Improving Slowly Workplace Attitudes Toward Aids Victims Getting Better
A lot has changed since the AIDS epidemic began 15 years ago.
Talk to almost any human resource manager these days and you will hear about corporate policies that protect the privacy of HIV-positive employees, policies that guard against discrimination, policies that guarantee full medical coverage and provide flexible hours for those who require regular doctor’s visits.
But policies are not always enough. Paul A. Ross can attest to that.
Back in the late 1980s, Ross was a regional personnel manager at Digital Equipment Corp. when a group of employees refused to install computer equipment at a Boston hospitals. The reason: They were afraid of contracting AIDS.
“They did not want to work at any Boston hospitals where AIDS patients were being treated,” Ross recalled. “They thought they might contract HIV simply from being in a medical environment where some patients had the virus. They had no idea how AIDS is transmitted.”
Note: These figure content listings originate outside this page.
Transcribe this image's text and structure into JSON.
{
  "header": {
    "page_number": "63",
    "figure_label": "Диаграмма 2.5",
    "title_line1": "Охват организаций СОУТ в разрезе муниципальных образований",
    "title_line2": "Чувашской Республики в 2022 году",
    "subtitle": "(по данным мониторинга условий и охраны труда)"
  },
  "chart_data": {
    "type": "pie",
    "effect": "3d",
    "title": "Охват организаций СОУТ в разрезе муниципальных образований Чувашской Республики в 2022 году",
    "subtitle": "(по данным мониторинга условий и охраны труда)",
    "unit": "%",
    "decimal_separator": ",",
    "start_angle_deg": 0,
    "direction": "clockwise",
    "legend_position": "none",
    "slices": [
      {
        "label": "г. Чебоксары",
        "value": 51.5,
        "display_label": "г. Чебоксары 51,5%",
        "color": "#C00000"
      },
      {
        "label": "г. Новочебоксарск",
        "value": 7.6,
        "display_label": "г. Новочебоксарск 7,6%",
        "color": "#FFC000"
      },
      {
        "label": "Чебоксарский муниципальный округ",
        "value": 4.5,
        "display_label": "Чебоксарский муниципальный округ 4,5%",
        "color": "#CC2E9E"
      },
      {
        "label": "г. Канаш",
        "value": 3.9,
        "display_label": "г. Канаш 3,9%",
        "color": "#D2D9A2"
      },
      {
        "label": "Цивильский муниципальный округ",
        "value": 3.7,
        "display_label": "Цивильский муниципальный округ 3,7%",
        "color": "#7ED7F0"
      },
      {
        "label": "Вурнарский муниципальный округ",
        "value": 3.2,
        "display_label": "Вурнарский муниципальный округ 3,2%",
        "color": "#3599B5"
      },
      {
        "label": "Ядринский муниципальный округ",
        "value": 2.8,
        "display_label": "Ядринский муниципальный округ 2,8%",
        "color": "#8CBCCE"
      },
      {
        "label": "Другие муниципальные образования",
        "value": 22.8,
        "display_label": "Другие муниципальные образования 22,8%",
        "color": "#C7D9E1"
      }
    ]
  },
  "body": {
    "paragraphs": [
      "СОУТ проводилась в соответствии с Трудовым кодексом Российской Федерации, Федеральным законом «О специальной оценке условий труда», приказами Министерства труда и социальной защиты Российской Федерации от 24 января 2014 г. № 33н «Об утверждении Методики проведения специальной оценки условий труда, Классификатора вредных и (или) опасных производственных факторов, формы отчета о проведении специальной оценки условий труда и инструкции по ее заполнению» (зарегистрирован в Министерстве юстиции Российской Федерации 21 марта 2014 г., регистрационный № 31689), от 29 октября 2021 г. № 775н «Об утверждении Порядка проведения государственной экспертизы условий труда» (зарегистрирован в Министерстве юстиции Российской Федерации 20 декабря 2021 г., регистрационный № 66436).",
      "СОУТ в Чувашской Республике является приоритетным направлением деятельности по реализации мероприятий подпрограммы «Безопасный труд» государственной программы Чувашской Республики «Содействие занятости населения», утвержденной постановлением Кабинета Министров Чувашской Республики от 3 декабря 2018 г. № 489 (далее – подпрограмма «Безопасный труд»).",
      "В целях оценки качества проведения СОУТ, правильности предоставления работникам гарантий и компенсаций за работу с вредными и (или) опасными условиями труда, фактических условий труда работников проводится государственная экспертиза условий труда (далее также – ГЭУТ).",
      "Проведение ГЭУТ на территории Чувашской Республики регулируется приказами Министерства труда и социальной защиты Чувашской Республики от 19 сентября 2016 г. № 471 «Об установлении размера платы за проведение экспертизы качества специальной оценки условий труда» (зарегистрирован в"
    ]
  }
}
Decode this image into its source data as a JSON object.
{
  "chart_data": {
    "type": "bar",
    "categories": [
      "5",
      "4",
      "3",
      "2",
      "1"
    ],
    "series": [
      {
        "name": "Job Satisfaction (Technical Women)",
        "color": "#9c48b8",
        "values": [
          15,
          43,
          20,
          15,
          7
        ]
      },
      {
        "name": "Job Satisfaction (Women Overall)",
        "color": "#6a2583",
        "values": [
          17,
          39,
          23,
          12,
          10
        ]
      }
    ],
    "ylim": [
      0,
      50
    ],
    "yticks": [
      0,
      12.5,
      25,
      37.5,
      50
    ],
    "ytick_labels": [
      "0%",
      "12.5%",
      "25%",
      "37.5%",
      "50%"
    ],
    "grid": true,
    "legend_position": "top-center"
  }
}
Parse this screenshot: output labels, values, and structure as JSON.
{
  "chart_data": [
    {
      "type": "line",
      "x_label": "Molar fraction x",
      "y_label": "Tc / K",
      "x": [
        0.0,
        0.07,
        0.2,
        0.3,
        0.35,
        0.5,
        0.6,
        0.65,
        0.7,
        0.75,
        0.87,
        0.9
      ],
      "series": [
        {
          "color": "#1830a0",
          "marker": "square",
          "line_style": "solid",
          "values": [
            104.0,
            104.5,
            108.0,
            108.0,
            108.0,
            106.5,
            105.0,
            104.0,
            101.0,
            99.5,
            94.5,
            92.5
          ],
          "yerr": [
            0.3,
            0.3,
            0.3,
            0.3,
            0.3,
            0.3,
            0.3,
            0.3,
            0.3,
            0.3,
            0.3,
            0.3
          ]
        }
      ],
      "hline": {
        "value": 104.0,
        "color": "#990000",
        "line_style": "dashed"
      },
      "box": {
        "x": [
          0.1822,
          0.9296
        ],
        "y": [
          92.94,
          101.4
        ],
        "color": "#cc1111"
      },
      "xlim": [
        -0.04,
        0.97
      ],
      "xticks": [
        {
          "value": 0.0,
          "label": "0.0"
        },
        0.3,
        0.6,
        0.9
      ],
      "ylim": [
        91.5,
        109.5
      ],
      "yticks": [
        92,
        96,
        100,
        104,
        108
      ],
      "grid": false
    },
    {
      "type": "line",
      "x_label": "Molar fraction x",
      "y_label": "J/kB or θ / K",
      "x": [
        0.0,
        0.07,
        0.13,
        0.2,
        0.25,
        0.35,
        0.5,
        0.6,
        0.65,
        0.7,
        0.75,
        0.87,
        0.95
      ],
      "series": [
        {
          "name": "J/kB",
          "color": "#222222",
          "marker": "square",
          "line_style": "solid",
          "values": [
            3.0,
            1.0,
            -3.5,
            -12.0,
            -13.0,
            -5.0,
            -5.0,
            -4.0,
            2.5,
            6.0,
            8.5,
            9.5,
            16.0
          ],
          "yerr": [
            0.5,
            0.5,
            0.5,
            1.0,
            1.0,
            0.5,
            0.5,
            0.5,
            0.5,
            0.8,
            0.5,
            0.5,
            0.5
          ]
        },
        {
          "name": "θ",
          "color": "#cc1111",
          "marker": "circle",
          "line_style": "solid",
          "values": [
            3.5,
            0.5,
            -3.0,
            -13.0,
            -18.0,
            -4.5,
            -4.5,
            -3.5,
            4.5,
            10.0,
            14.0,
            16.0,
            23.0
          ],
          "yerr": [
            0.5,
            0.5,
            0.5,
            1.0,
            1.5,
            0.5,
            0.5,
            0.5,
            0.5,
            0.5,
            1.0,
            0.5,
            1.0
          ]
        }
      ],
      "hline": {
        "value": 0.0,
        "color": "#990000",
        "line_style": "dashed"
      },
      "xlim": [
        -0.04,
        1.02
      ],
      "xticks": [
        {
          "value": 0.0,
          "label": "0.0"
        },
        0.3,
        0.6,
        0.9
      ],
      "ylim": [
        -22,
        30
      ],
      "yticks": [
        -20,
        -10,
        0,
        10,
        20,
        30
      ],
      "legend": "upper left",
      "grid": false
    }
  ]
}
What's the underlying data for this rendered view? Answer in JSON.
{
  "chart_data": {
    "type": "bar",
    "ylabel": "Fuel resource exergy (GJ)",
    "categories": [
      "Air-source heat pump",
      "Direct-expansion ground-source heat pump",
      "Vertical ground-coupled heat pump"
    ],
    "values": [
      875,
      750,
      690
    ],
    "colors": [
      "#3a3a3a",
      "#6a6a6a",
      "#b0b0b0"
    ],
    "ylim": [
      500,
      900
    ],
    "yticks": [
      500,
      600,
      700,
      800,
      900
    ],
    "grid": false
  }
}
Digital responded by developing a corporate-wide AIDS program, and it put Ross in charge. Ross, now worldwide manager of the HIV/AIDS program office at Digital, is also principal consultant at Paul A. Ross Associates, through which he offers AIDS training programs to corporate customers.
On a rainy day last month, he stood in front of a group of managers at BankBoston and listened with a bemused and knowing expression as they talked about their concerns.
Asked to say the first thing that came to mind when they heard the word “AIDS,” participants suggested: careless, promiscuous, gay, drug user, death and dying.
“Listen to what is being said here,” said Ross, striding down an aisle. “Aren’t judgments being made? Aren’t fingers being pointed: ‘If you weren’t sleeping around, you wouldn’t have AIDS,’ or ‘If he has AIDS, he must be gay or she must be a drug user.”’ Heads nodded.
A few people smiled. One man wondered whether the virus could be transmitted by a kiss. Asked another: “Is it more expensive to treat AIDS than cancer?”
Literature provided by Ross says AIDS cannot be transmitted through everyday contact. That means you can’t get it from a kiss. You can’t get it from a toilet seat. You can’t get it from sharing a straw, or from donating blood.
You can get AIDS from sexual intercourse with an infected partner, from sharing drug needles with an infected person or from being born to an infected mother. As for the cost of treatment, the federal Centers for Disease Control in Atlanta says AIDS treatment is no more expensive than cancer or other terminal conditions. The average cost of a year of medical care for an AIDS patient is about $250,000 - comparable to the cost of cancer treatment.
BankBoston has been aggressive on the education front. Since 1979, it has tracked the number of cases of full-blown AIDS in locations where it has employees, raised money for the AIDS Pledge Walk, put a range of policies in place and, this year, purchased 22,000 holiday greeting cards from the AIDS Action Committee of Massachusetts - a gesture that will likely double the nonprofit organization’s card sales this year.
But despite all of the information on AIDS these days, stereotypes persist. And although most big companies seem to be more tolerant, stories about job applicants who have been turned down for positions or fired after disclosure are still common.
Last month, an entertainer reached a $90,000 settlement with a cruise line and an employment agency after losing a job because his blood had tested positive for the AIDS virus. The entertainer had applied for work and was given a signed contract for a job aboard Dolphin Cruise Line in Miami. Then, the results from a blood test came back.
“That young man had the worst day of his life,” Thomas Elfers, an attorney for the US Employment Opportunity Commission, told the Associated Press. “He took the test, found out he was HIVpositive and, in the terrible emotional aftermath of that, telephoned to ask if he was still going to have a job. The answer was ‘no.”’
At BankBoston, a 46-year-old professional from another firm spoke of the anxiety he felt when he revealed his secret to a manager. Diagnosed in the late 1980s, James said he had been determined to keep his health status private. Then, four years later, his T-cell count, a measurement of the white blood cells that fight off infections, became dangerously low, leading to a debilitating round of illnesses that made it impossible for him to work.
Fearing excessive absenteeism would affect his job, James walked into his supervisor’s office three years ago and announced he had developed AIDS. He was surprised - and heartened - by the response. “They really looked for ways to help me,” he said.